Drink Ribera. Drink Spain: A Dallas Workshop

The Ribera del Duero folks came through Dallas recently for an event called “Drink Ribera.  Drink Spain.”  They hosted a tasting and VIP trade and media food pairing seminar at Pappas Bros Steakhouse hosted by Melissa Monasaw, the wine and education director from Pioneer Wines, and James Tidwell from the Four Seasons Resort as well as Heather Green, sommelier.  

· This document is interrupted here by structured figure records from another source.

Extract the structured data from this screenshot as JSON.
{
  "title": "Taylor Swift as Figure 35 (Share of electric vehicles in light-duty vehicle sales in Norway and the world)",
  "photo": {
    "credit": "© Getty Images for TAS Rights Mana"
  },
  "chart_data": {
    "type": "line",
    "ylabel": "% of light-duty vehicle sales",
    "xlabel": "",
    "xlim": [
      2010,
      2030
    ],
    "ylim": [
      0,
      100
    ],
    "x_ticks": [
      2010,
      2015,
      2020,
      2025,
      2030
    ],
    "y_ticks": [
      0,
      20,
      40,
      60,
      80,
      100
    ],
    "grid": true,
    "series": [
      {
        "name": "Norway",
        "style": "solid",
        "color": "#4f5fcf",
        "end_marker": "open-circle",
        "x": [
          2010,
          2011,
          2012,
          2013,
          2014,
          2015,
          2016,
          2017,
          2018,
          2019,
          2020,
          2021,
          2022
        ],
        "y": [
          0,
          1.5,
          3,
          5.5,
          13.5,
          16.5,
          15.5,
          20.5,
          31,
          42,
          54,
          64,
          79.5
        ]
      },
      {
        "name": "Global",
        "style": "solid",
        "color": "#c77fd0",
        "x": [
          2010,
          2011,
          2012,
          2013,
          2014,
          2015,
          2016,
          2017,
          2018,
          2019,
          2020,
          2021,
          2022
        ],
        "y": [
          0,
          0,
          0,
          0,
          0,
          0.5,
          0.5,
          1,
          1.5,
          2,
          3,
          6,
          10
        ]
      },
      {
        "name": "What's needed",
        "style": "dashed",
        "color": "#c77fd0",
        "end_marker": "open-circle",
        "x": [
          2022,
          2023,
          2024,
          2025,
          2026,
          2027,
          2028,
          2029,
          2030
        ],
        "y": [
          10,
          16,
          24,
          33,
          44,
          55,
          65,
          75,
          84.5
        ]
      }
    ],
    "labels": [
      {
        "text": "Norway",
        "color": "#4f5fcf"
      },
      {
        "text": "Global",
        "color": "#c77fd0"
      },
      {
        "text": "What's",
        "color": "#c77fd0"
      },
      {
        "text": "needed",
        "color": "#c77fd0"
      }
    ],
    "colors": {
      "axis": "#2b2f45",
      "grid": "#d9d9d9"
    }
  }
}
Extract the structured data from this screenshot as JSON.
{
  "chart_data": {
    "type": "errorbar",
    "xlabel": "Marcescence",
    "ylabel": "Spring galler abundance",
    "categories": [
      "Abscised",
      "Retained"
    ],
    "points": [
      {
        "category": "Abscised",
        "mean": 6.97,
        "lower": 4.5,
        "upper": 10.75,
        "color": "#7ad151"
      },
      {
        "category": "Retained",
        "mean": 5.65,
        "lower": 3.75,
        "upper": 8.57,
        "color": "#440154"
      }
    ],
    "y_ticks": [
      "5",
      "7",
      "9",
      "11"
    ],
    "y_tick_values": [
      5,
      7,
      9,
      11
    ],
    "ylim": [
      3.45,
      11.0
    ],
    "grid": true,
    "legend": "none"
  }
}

Ribera del Duero is located on Spain’s northern plateau, at the highest altitude for grape growing, located two hours north of Madrid.  Ribera (which means river bank) del Duero extends over parts of four provinces of Castilla y Leon – Burgos, Segovia, Soria and Valladolid.  The region is relatively young and was founded in the 1980s by an organization of wine producers and growers determined to promote quality wines. 

Melissa and James talked about their recent visit to Ribera del Duero and the wines that come from more than 100 villages on the axis of the Duero River Valley and the sense of place of these wines.  While the established region is young, the practice of winemaking is much longer – in fact, it started approximately 2,000 years ago in the Roman era.  Vega Sicilia is credited from setting the pattern for excellence in Ribera del Duero.   

The main grape variety is Tempranillo, which is referred to locally as Tinto Fino or Tinta del Pais.  Ribera del Duero is known for the same intensity as Argentina, but with extreme weather.  The most cutting-edge techniques – dry farming, low yields, use of oak and bush vines – help to make wines that are powerful and elegant.

We tried three wines paired with savory bites prepared by Pappas Bros:

  • Bodegas Vizcarra Ramos Ribera del Duero JC Vizcarra 2010 – bright red fruits, juicy and paired perfectly with mushrooms
  • Vinedos Y Bodega Aster S.L Crianza 2006 – lots of structure and tannins with earthiness, mushroom and red fruit.  This was a great match with the lamb and beef
  • Bodegas y Vinedos Ortega Fournier, S.L. Alpha Spiga 2004 – this was a powerful wine with notes of blackberry, licorice and herb that matched exceptionally well with the beef

The sommeliers talked about how they could “taste the sun” with these wines.  I enjoyed the diversity and price range of these powerful and elegant wines that personify Tempranillo done well.